Eta Compute ECM3532 is a system-on-chip (SoC) with a Cortex-M3 microcontroller clocked at up to 100 Mhz, and NXP CoolFlux 16-bit DSP designed for machine learning on embedded devices, aka TinyML, and part of the company’s TENSAI platform.
The chip is also integrated into the ECM3532 AI sensor board featuring two MEMS microphones, a pressure & temperature sensor, and a 6-axis motion sensor (accel/gyro) all powered by a CR2032 coin-cell battery.
ECM3532 AI sensor board specifications:
- SoC – ECM3532 neural sensor processor with Arm Cortex-M3 core @ up to 100 MHz (< 5μA/MHz run mode) combines with 512KB embedded FLASH, 256KB SRAM, and 8KB BootROM + secure bootloader, and NXP CoolFlux 16-bit DSP @ up to 100 MHz with 32KB program memory, 64KB data memory. See the product brief for details.

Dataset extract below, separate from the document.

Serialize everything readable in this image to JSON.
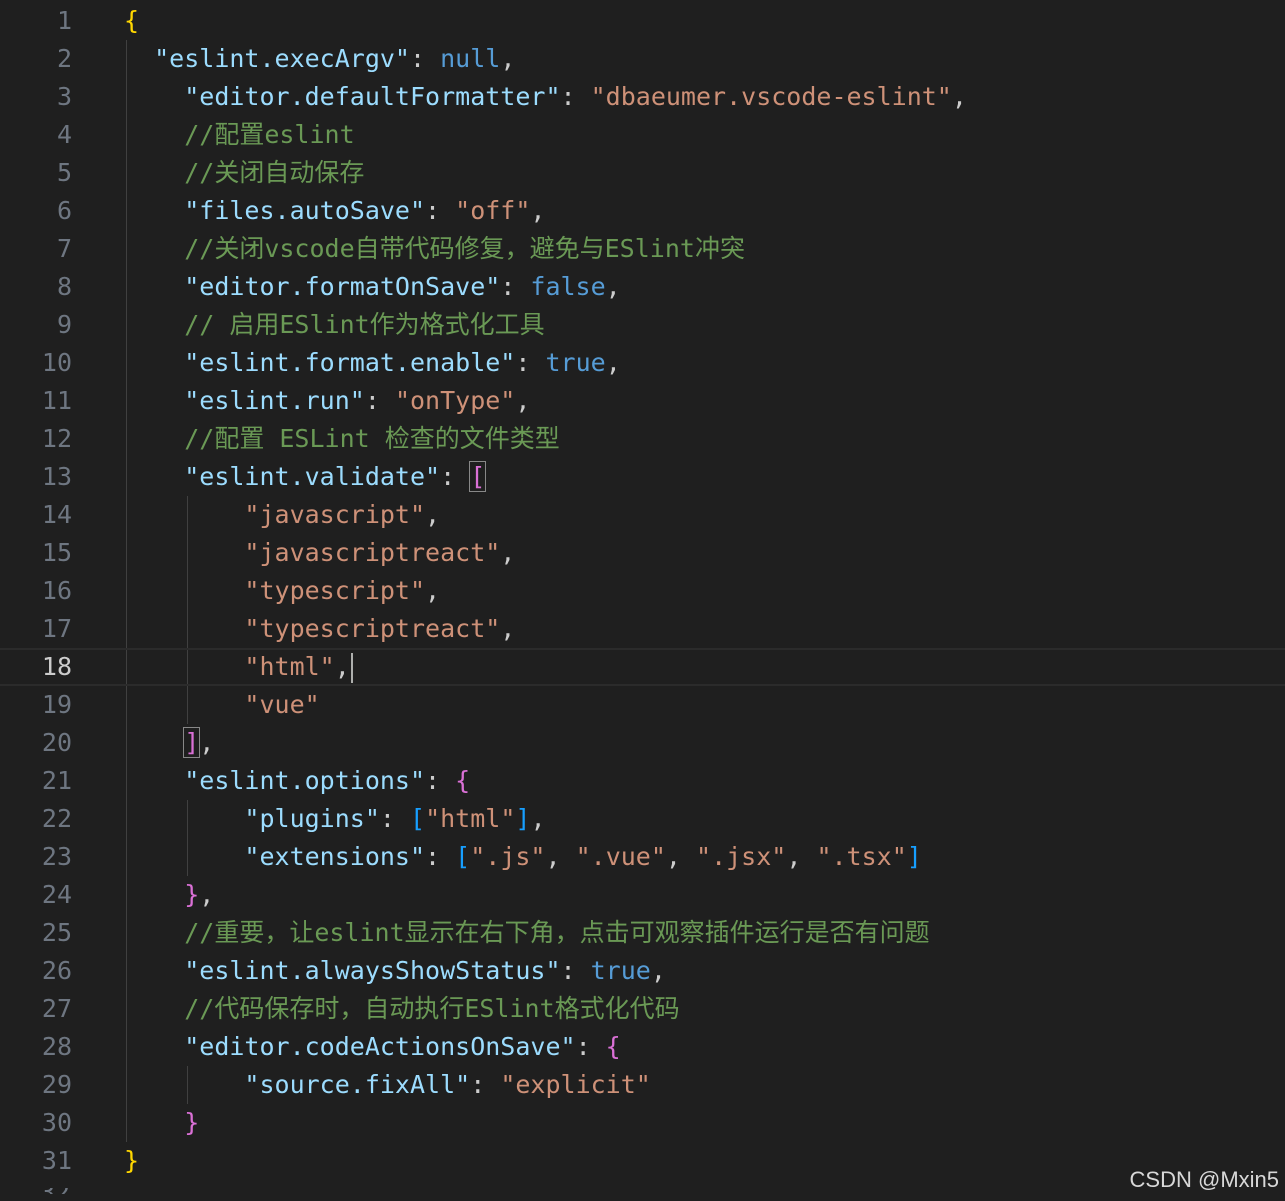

- Storage – 64Mbit serial Flash for datalogging
- Connectivity – Bluetooth 4.2 LE via ABOV Semiconductor A31R118 and PCB antenna
- Sensors
- 2x PDM MEMS microphones (TDK-Invensense ICS-41350)
- Pressure/Temperature sensor (BOSCH BMP388)

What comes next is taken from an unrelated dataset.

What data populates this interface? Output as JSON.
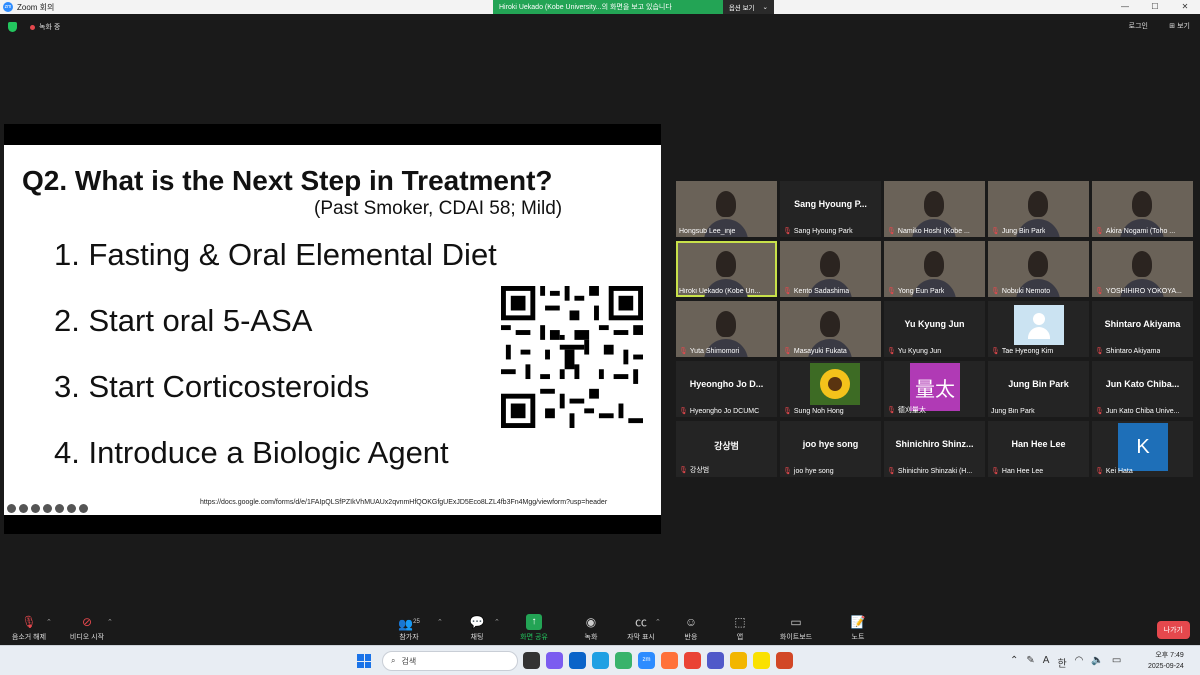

- 6-axis MEMS accelerometer & gyroscope (TDK-Invensense ICM-20602)
- Expansion – Micro SD card slot for other types of RF
- Debugging – 6 pin UART and power port
- Misc – 5x LEDs and push-button
- Power Supply – CR2032 battery or header
- Dimensions – 36 x 36 mm
The company provides a Neural Network API with support for CNN, RNN, LSTM, GRU, etc…, various sensors, as well as a Software Development Kit that includes support for popular machine learning training frameworks such as TensorFlow. The board is also compatible with Edge Impulse TinyML development pipeline.

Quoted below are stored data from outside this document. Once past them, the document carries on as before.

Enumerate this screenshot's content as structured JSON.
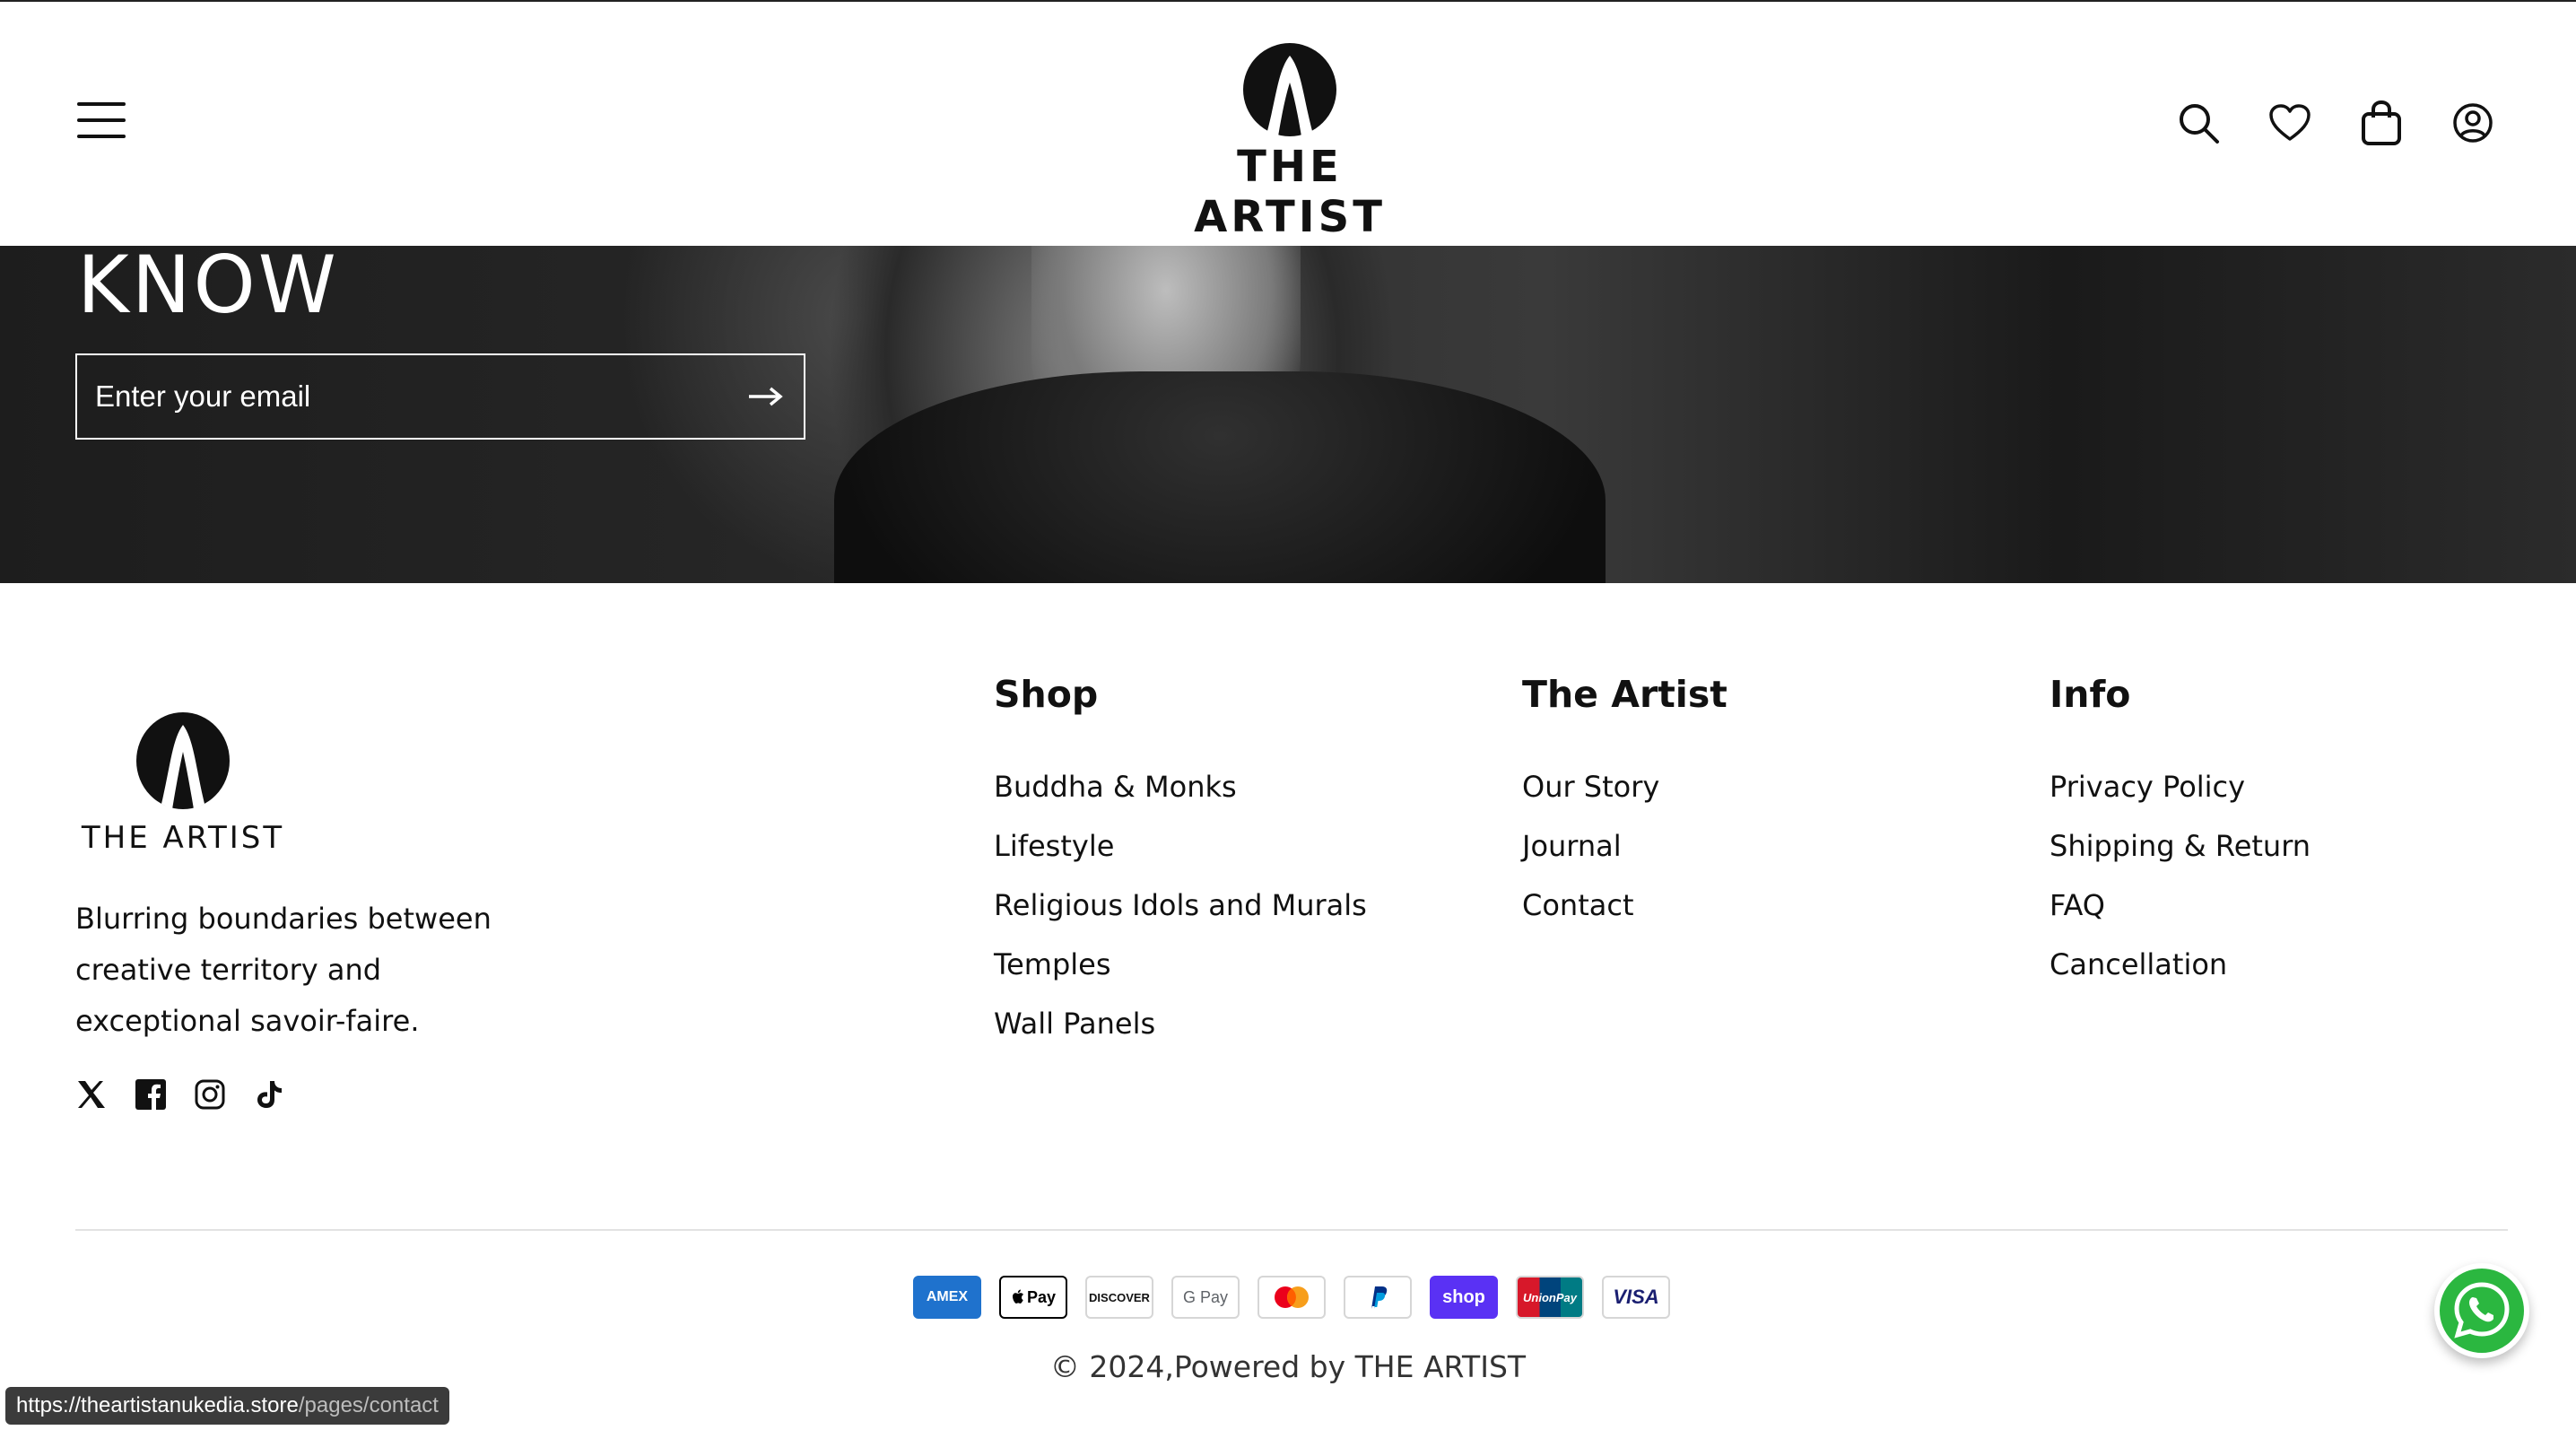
{
  "header": {
    "brand_name": "THE ARTIST",
    "icons": [
      "menu-icon",
      "search-icon",
      "heart-icon",
      "bag-icon",
      "account-icon"
    ]
  },
  "hero": {
    "title": "KNOW",
    "email_placeholder": "Enter your email"
  },
  "footer": {
    "brand_name": "THE ARTIST",
    "tagline": "Blurring boundaries between creative territory and exceptional savoir-faire.",
    "social": [
      "x-icon",
      "facebook-icon",
      "instagram-icon",
      "tiktok-icon"
    ],
    "columns": {
      "shop": {
        "title": "Shop",
        "items": [
          "Buddha & Monks",
          "Lifestyle",
          "Religious Idols and Murals",
          "Temples",
          "Wall Panels"
        ]
      },
      "artist": {
        "title": "The Artist",
        "items": [
          "Our Story",
          "Journal",
          "Contact"
        ]
      },
      "info": {
        "title": "Info",
        "items": [
          "Privacy Policy",
          "Shipping & Return",
          "FAQ",
          "Cancellation"
        ]
      }
    },
    "payments": [
      "AMEX",
      "Pay",
      "DISCOVER",
      "G Pay",
      "Mastercard",
      "PayPal",
      "shop",
      "UnionPay",
      "VISA"
    ],
    "copyright": "© 2024,Powered by THE ARTIST"
  },
  "status": {
    "url_host": "https://theartistanukedia.store",
    "url_path": "/pages/contact"
  },
  "colors": {
    "accent": "#111111",
    "shop_pay": "#5a31f4",
    "whatsapp": "#2bb740"
  }
}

The Cortex-M3 core is said to consume just under 1μA in sleep mode with RTC on, and 5μA/MHz in run mode thanks to Eta Compute’s proprietary CVFS (Continuous Voltage Frequency Scaling) technology with near-threshold voltage operation. The NXP DSP enables AI inference at a lower-consumption compared to competing solutions.
Applications target low-power embedded vision, wearables and hearables, asset tracking & monitoring, gesture, image, and voice-based user interfaces, IoT sensor nodes, as well as preventive maintenance and Industrial IoT.
More details can be found on the product page, and the ECM3532 AI sensor board can be purchased on Digikey for $99.
Jean-Luc started CNX Software in 2010 as a part-time endeavor, before quitting his job as a software engineering manager, and starting to write daily news, and reviews full time later in 2011.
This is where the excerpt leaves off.